Bitcoin’s value dropped by 4.1% on November 14 following US inflation data that exceeded market expectations. The decline mirrored the S&P 500 index futures, which fell from 6,023 to 5,980 over four hours.

The October US Producer Price Index (PPI) showed a 2.4% annual increase, slightly above consensus. However, this has not altered the outlook for a potential interest rate cut by the Federal Open Market Committee (FOMC) in December.

Historically, Bitcoin has benefited from inflation concerns. But recent government-led liquidity injections have dampened these effects. With the labor market strong but traders cautious about corporate earnings pressures, traders are reevaluating Bitcoin’s role as an inflation hedge.

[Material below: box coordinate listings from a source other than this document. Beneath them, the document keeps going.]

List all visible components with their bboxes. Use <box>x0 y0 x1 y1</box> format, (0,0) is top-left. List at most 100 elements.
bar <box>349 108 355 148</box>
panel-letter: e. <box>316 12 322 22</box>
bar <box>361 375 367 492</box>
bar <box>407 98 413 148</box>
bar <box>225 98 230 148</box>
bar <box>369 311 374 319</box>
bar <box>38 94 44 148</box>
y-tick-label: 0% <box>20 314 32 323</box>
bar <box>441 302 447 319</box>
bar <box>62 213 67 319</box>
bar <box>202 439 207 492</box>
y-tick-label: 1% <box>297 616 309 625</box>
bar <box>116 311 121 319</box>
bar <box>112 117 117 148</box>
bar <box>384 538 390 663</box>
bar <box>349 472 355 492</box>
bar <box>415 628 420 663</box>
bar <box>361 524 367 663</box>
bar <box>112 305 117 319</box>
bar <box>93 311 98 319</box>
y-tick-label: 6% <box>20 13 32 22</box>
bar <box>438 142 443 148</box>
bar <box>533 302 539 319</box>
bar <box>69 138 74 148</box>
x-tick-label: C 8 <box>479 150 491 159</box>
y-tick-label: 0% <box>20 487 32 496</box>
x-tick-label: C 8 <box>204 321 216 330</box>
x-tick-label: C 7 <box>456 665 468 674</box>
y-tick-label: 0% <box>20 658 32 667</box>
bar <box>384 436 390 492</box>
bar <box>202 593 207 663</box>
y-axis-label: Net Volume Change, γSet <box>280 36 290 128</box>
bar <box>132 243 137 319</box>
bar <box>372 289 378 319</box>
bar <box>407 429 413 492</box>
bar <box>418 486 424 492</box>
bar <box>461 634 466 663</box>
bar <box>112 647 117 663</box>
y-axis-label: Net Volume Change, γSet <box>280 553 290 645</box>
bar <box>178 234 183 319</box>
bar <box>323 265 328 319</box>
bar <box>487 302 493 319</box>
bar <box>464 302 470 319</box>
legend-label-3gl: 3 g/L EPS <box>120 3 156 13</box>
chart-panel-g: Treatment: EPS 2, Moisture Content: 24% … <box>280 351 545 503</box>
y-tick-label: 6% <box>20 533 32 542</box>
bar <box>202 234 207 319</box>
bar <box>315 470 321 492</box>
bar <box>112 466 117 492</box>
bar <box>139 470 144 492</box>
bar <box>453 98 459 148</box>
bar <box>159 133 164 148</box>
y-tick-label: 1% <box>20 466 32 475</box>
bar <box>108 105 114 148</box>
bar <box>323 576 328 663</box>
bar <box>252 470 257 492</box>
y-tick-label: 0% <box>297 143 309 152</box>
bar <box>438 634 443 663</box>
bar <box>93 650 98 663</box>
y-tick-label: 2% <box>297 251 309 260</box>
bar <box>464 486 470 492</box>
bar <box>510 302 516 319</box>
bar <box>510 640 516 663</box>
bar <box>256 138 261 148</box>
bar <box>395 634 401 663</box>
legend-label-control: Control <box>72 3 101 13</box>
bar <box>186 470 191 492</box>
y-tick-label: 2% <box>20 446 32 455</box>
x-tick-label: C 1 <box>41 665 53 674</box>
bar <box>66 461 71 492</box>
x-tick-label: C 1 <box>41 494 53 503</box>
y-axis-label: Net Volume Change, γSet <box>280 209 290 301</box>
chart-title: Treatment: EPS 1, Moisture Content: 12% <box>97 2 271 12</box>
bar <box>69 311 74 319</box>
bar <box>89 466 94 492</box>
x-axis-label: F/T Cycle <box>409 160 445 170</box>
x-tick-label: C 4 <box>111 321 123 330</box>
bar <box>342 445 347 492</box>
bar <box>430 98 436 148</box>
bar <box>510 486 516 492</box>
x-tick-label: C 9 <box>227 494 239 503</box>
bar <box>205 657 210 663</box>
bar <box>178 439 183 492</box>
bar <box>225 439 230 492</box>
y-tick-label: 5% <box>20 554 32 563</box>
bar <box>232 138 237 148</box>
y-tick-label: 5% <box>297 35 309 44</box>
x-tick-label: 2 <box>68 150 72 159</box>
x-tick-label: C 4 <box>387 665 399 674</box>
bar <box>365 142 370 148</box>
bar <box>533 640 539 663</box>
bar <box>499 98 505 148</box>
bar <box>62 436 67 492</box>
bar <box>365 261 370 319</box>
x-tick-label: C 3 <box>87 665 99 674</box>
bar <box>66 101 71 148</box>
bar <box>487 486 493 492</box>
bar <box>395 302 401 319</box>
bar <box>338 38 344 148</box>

Recent government actions, such as proposed cost-cutting measures and tax credit eliminations, could impact risk assets like Bitcoin. The appointment of new officials to streamline bureaucracy may result in job losses and reduced investment funds, affecting the stock market and other sectors, including housing and commodities.

Bitcoin is often seen as a reserve asset, offering protection against currency devaluation. However, its scarcity value and censorship-resistance features are likely to maintain demand even without direct competition with the US dollar.

Despite short-term investor concerns over inflation, Bitcoin’s long-term trajectory may withstand these pressures. A potential interest rate cut by the FOMC in December could provide support for Bitcoin’s value.